En Quintana de Pidio y Gumiel de Mercado -Burgos (España)- se levantan los viñedos de Cillar de Silos, 53 hectáreas de variedad tinta del país -tempranillo- situadas en laderas y arropadas por bosques. La adecuada densidad de plantación -2800 cepas por hectáreas- y las labores culturales de poda en verde y aclareo de racimo hacen que la producción no exceda de 3.500 kilogramos por hectárea, logrando así las condiciones óptimas para la elaboración y posterior crianza de sus vinos, concretamente el Cillar de Silos JV., Cillar de Silos y Torresilo. Este último, elaborado a partir de los viñedos más antiguos y de producción más baja, sólo se comercializa cuando las añadas reúnen todos los parámetros de calidad requeridos. Un rito de antañoEl fruto de la Ribera del Duero, es recogido del mismo modo que se vendimia hace siglos, de forma manual, trasportándolo hasta las bodegas en cajas, evitando así el aplastamiento y rotura de la baya. En los viñedos de Cillar de Silos se conjuga la experiencia de los años con los criterios técnicos más modernos para establecer la fecha óptima de recolección. Se utilizan sistemas de vinificación basados en la experiencia que procede de la tradición de la denominación de origen Ribera del Duero, el propio trabajo del grupo bodeguero y la técnica. Octubre es, por lo benigno del clima y la buena maduración de la uva, el más propicio para estas tareas. Los vinos de la bodega provienen de uvas con el adecuado índice de madurez, buena relación grado-acidez y óptima intensidad de color.

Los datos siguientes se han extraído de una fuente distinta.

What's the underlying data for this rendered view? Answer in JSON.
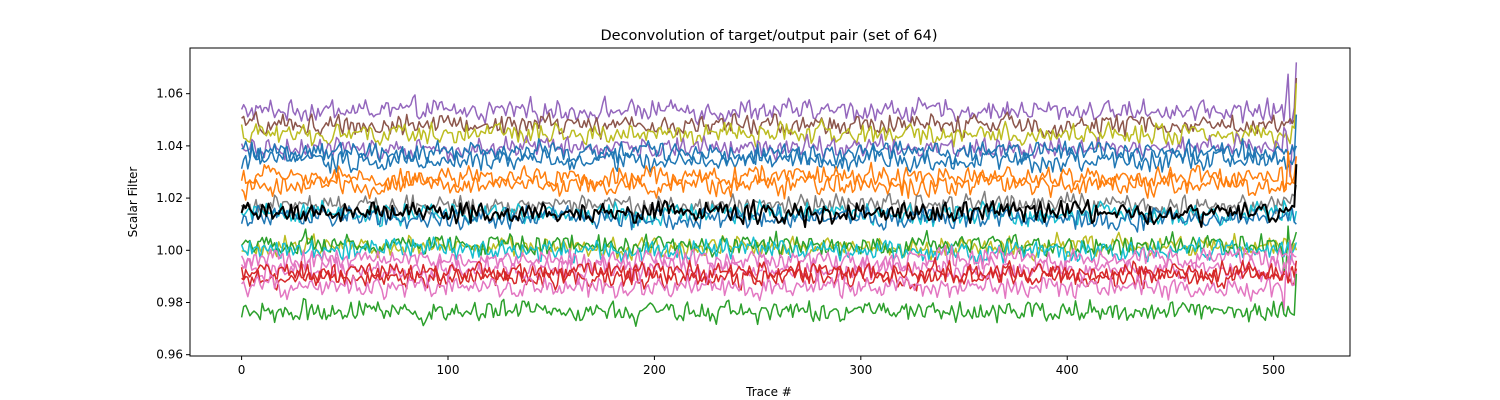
{
  "chart_data": {
    "type": "line",
    "title": "Deconvolution of target/output pair (set of 64)",
    "xlabel": "Trace #",
    "ylabel": "Scalar Filter",
    "xlim": [
      -25,
      537
    ],
    "ylim": [
      0.9595,
      1.0775
    ],
    "x_ticks": [
      0,
      100,
      200,
      300,
      400,
      500
    ],
    "y_ticks": [
      0.96,
      0.98,
      1.0,
      1.02,
      1.04,
      1.06
    ],
    "y_tick_labels": [
      "0.96",
      "0.98",
      "1.00",
      "1.02",
      "1.04",
      "1.06"
    ],
    "x_tick_labels": [
      "0",
      "100",
      "200",
      "300",
      "400",
      "500"
    ],
    "x_range": [
      0,
      511
    ],
    "grid": false,
    "legend": "none",
    "series": [
      {
        "color": "#9467bd",
        "mean": 1.0535,
        "end": 1.072
      },
      {
        "color": "#8c564b",
        "mean": 1.048,
        "end": 1.066
      },
      {
        "color": "#bcbd22",
        "mean": 1.0445,
        "end": 1.064
      },
      {
        "color": "#9467bd",
        "mean": 1.0395,
        "end": 1.03
      },
      {
        "color": "#1f77b4",
        "mean": 1.0375,
        "end": 1.04
      },
      {
        "color": "#1f77b4",
        "mean": 1.0345,
        "end": 1.052
      },
      {
        "color": "#ff7f0e",
        "mean": 1.028,
        "end": 1.036
      },
      {
        "color": "#ff7f0e",
        "mean": 1.025,
        "end": 1.03
      },
      {
        "color": "#7f7f7f",
        "mean": 1.0175,
        "end": 1.025
      },
      {
        "color": "#17becf",
        "mean": 1.014,
        "end": 1.015
      },
      {
        "color": "#1f77b4",
        "mean": 1.0125,
        "end": 1.01
      },
      {
        "color": "#bcbd22",
        "mean": 1.0015,
        "end": 1.0
      },
      {
        "color": "#2ca02c",
        "mean": 1.002,
        "end": 1.007
      },
      {
        "color": "#17becf",
        "mean": 1.0,
        "end": 1.003
      },
      {
        "color": "#e377c2",
        "mean": 0.9965,
        "end": 0.9975
      },
      {
        "color": "#e377c2",
        "mean": 0.9925,
        "end": 0.995
      },
      {
        "color": "#d62728",
        "mean": 0.9915,
        "end": 0.996
      },
      {
        "color": "#d62728",
        "mean": 0.9895,
        "end": 0.993
      },
      {
        "color": "#e377c2",
        "mean": 0.986,
        "end": 0.992
      },
      {
        "color": "#2ca02c",
        "mean": 0.9765,
        "end": 0.991
      },
      {
        "color": "#000000",
        "mean": 1.0145,
        "end": 1.033
      }
    ]
  }
}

Buscando siempre la mayor calidad en sus vinos, los racimos pasan distintos procesos, mesa de selección, encubado, maceración en frío y, dependiendo de la añada, se fermenta en depósito de acero inoxidable o toneles de roble con intensos remontados. Durante la crianza en barrica se busca que la madera aporte a los vinos el necesario complemento para que, con el paso del tiempo, adquieran la complejidad y la firmeza que los dotan de personalidad propia. Se evitan así los excesos de madera para mantener el carácter frutal. La calidad del vino depende de forma notable de la buena evolución en la botella. En Cillar de Silos se utilizan además corchos naturales de flor y las botellas duermen en los antiguos calados subterráneos, donde las condiciones naturales de humedad y temperatura -entre 11,5 y 12 grados centígrados- son constantes durante todo el año y las idóneas para que los vinos alcancen con el transcurrir del tiempo la calidad deseada.